We've been staying in her family home.

Occasionally, at least. Sometimes, we stay in the treehouse. She summons me to her
when we stay in both. I've been carrying the traps she gives me. "They can hunt us all
they want, but it doesn't change the fact that they're choosing Ariadne over the truth."

It was the most I got out of her last week at the time she handed me a proximity mine and suggested I remember where I place it.

She's different sometimes, colder. There's usually blood staining her clothes;
she's been hunting again, I think. I don't know if it's the men that she's dealing with
whom hired me, or someone else. I mentioned it to her sire that they've been bothering her again.

Our meetings are... well, Every said I'm still alive. He isn't happy, with either of us.
He's yelled at us both. Her, more so, given it seems the majority believe that she's the
one who told me to do it, but I've told him I ignored her because she doesn't make me do
much. Protect, usually, is the main thing she does. He isn't the monster I believed him to be.
He's been listening, but he's willing to talk to us as people, at least. His anger, however,
is something to fear.

The two seem to have an understanding where things have fallen. At least, now.
The night she introduced me, I ended up with a gunshot and she was nearly
thrown out a window. If Every had nine lives, I'm almost positive by now, from her sire alone,
she would be in the negatives. I don't know if she's showed him like she's shown
me and the others, but then again, I think she chooses not to tell me.

There was a moment of silence between the two. A glare exchanged.
She told me to leave without speaking in the way she does when she's angry.
Not telepathically. It was as if she willed me to leave. She was pointed to make sure I was seen
by the cameras in the doorstep, as well.

I don't know what their relationship holds, truly. Occasionally, I believe sire/childe.
Other times, I see them as sister and brother.

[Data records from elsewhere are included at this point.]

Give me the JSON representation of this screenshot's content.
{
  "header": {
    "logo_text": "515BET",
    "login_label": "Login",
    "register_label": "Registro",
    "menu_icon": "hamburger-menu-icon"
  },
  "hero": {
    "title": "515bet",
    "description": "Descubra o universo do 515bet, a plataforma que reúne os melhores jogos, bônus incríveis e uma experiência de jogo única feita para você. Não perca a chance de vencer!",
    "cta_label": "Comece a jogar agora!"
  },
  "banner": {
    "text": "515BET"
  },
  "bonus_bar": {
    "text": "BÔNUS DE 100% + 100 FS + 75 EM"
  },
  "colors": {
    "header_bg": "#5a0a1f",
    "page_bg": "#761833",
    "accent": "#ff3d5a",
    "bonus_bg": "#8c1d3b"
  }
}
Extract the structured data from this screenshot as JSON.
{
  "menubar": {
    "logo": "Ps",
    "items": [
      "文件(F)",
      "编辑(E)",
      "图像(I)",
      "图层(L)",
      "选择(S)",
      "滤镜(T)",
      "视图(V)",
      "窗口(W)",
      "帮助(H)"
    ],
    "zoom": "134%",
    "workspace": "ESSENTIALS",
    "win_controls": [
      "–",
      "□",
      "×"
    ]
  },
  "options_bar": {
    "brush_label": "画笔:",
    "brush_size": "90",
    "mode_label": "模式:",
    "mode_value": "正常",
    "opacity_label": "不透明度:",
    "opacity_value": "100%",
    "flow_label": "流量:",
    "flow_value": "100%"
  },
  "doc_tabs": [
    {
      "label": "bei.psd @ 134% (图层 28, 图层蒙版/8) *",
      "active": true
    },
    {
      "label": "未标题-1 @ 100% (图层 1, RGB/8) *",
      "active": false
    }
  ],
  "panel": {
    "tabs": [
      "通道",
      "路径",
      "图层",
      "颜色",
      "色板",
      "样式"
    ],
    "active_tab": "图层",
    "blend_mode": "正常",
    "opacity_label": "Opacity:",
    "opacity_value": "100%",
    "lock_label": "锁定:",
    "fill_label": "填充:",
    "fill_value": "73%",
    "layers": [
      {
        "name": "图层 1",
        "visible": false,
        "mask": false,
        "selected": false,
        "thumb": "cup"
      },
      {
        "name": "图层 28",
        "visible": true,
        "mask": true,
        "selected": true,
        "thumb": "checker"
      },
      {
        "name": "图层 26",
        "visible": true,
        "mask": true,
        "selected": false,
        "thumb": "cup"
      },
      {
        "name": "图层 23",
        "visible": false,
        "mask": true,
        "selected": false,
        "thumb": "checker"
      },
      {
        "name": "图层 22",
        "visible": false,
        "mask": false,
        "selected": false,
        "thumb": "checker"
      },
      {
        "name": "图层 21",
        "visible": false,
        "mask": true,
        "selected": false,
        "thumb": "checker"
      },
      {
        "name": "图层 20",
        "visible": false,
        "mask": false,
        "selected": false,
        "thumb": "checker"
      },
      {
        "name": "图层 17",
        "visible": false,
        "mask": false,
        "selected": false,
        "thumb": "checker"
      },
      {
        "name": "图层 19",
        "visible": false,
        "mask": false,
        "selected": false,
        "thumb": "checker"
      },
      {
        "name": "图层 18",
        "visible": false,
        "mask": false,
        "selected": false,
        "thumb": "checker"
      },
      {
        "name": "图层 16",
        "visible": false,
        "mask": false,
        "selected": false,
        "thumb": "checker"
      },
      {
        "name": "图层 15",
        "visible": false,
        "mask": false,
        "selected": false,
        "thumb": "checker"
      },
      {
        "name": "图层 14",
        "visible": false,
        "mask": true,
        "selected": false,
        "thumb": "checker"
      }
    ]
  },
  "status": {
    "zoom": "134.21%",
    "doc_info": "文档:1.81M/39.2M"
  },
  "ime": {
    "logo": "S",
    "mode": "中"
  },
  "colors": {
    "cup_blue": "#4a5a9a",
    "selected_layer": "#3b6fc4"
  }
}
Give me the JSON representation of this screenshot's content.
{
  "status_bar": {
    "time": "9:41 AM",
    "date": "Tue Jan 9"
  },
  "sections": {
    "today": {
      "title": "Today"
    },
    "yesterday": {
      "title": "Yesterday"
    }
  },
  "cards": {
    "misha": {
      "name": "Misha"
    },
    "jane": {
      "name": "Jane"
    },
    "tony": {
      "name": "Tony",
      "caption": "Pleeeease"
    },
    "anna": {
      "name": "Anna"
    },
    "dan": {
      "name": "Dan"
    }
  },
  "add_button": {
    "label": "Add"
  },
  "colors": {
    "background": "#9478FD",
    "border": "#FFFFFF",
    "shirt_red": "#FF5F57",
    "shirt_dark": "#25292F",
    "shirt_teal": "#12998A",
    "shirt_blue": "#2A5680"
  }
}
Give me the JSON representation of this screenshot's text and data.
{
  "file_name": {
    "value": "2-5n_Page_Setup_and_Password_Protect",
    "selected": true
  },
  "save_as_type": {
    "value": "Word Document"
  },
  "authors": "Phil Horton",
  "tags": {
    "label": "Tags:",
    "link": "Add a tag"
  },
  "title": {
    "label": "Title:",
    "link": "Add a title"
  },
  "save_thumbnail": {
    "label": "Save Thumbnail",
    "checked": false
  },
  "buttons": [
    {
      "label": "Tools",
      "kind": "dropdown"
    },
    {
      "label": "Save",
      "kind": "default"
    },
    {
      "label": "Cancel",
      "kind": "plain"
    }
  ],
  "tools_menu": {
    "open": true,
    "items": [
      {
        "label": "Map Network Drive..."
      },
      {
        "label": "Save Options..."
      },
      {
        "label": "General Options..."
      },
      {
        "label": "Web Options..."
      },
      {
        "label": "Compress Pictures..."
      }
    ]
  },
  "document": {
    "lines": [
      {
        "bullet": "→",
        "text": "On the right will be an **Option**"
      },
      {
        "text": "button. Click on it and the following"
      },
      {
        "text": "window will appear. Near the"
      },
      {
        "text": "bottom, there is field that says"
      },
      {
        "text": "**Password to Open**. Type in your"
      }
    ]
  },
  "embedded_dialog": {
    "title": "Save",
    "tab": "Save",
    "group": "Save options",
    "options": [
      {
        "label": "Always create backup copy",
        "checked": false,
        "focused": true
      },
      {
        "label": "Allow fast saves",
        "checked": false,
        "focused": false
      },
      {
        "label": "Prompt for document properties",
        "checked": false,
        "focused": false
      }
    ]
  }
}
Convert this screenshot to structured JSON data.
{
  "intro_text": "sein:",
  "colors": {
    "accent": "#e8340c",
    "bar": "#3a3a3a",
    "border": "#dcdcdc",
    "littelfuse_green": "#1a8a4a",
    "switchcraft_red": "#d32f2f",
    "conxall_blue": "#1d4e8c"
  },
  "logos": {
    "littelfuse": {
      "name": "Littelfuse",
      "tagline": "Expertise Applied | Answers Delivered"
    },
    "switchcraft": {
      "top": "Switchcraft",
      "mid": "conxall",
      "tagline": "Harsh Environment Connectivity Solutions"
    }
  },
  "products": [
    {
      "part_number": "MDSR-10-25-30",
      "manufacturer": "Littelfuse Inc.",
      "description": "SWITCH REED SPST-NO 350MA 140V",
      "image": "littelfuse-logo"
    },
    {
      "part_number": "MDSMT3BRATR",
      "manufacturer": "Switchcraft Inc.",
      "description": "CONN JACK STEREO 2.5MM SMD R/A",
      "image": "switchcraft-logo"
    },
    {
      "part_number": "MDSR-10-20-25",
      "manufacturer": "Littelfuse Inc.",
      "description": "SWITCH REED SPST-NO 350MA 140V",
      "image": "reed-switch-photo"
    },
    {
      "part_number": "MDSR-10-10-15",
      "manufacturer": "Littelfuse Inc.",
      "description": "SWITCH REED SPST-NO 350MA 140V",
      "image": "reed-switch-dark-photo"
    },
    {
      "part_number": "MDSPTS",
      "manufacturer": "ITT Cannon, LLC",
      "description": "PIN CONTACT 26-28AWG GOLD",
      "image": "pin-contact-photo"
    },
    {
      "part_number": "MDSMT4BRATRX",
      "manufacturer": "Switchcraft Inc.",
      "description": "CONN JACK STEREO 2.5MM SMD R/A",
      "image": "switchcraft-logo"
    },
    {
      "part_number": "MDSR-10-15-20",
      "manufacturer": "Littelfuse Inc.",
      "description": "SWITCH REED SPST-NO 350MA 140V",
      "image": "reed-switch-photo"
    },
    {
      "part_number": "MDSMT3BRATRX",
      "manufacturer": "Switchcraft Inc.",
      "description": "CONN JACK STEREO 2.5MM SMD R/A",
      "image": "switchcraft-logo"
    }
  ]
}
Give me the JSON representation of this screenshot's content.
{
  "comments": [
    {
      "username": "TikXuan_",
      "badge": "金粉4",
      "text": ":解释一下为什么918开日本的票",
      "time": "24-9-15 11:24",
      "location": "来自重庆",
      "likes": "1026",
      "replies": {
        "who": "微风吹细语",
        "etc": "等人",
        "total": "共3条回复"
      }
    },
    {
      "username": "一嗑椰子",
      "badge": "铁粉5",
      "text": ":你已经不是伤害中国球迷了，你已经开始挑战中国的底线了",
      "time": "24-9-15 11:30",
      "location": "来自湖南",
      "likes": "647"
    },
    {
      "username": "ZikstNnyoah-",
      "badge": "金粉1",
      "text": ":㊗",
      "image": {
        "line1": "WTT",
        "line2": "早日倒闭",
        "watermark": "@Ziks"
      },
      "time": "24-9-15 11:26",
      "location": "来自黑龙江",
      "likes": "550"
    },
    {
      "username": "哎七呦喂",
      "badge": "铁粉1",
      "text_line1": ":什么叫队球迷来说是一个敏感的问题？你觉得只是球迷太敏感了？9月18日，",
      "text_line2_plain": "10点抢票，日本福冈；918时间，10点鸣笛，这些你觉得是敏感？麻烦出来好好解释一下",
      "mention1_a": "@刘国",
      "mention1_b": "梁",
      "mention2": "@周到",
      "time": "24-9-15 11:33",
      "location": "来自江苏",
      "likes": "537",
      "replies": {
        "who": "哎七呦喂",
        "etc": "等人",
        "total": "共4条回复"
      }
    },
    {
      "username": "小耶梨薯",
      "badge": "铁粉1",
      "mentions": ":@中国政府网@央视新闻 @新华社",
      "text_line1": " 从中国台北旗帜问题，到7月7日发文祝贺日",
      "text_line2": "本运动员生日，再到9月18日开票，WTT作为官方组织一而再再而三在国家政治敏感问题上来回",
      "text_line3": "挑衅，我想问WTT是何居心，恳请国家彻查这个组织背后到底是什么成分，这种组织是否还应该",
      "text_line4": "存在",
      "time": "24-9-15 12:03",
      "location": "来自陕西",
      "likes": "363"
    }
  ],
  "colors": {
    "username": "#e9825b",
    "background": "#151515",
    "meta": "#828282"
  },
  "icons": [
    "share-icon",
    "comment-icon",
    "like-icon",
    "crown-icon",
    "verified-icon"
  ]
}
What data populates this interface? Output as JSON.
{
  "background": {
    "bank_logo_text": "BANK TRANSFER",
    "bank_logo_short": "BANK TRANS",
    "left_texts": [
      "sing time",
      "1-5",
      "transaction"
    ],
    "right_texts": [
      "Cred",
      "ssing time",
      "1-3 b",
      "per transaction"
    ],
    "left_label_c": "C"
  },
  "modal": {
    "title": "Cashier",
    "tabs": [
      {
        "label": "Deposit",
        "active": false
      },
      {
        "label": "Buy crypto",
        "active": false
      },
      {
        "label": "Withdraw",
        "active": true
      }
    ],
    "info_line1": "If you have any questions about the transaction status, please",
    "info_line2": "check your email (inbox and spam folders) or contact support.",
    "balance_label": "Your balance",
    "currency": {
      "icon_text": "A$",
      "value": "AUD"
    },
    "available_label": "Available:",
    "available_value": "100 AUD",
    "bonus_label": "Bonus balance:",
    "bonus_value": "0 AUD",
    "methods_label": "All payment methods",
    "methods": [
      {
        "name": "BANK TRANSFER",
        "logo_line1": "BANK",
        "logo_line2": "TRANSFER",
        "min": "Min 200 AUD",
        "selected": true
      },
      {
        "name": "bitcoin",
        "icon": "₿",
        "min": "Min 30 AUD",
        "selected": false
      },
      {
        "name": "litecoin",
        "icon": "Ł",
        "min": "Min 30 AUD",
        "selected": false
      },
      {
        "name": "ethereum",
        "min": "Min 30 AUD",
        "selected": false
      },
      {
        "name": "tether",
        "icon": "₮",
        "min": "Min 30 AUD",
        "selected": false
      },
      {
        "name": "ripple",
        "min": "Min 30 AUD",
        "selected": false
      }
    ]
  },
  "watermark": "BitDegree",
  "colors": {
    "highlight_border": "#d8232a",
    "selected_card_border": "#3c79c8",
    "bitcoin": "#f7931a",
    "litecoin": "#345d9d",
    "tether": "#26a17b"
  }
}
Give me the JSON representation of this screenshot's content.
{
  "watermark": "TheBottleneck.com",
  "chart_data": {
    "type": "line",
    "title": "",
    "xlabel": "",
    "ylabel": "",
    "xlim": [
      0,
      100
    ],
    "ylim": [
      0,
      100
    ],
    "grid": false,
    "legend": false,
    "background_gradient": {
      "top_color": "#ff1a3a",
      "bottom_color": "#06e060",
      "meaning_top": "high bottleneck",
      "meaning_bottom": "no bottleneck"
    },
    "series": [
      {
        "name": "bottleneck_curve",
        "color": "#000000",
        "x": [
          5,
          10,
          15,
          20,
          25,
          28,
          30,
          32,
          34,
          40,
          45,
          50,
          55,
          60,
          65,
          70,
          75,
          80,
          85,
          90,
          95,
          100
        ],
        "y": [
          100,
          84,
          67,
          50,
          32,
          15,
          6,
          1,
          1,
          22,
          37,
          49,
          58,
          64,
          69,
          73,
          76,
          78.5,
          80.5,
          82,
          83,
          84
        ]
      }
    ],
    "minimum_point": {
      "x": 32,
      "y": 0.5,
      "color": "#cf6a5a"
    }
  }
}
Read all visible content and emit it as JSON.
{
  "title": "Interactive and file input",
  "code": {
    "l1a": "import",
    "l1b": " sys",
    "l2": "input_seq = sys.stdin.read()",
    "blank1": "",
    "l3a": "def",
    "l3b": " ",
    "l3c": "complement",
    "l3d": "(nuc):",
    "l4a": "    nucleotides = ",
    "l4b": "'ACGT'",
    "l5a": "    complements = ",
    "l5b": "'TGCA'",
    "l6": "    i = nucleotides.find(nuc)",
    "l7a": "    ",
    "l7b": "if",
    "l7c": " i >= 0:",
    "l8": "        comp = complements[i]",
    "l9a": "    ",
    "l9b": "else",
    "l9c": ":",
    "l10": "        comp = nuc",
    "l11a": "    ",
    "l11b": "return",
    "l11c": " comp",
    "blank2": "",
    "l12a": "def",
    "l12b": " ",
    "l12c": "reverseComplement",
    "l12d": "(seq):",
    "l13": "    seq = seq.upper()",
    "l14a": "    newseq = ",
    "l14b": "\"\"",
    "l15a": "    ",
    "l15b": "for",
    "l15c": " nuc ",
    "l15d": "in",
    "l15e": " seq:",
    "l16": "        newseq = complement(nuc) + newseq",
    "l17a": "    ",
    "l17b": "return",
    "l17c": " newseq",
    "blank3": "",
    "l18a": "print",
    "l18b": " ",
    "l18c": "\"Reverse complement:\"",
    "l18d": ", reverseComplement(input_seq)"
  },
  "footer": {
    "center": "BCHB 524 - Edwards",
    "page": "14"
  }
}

I had to question if they knew each other before.
I received a snort and then, "The ******** broke my skull after grabbing me by the throat"
in response. He isn't protecting her, it seems and she isn't hiding. At least not to the degree she would
if she were actually hiding. I hunted her down, she did this to me. I'm sure of it.

Paranoid or concerned, I think, are better words. She was like this the day she left for the chambers,
always looking over her shoulder twice. It's more than just the vampires that she's worried about.

On the topic of being worried, I recently joined the militia to combat zombies. She told me that
I was an idiot. I don't know if it was said light heartedly, or if she was serious. Perhaps I am
an idiot to hope that it will do some good. There are more soldiers on the street, too. I was the
one who gave my blood, I might as well do something. She rolled her eyes and told me that I'm likely
to land myself into the hospital again, but if trying to help kills me, at least I will have made up for the lives
that I helped ruin. The lives that we all helped ruin.

I might not have had a decision fully, but I still think I did the right thing.
I fully believe that Amalea would have done it herself and gotten herself killed.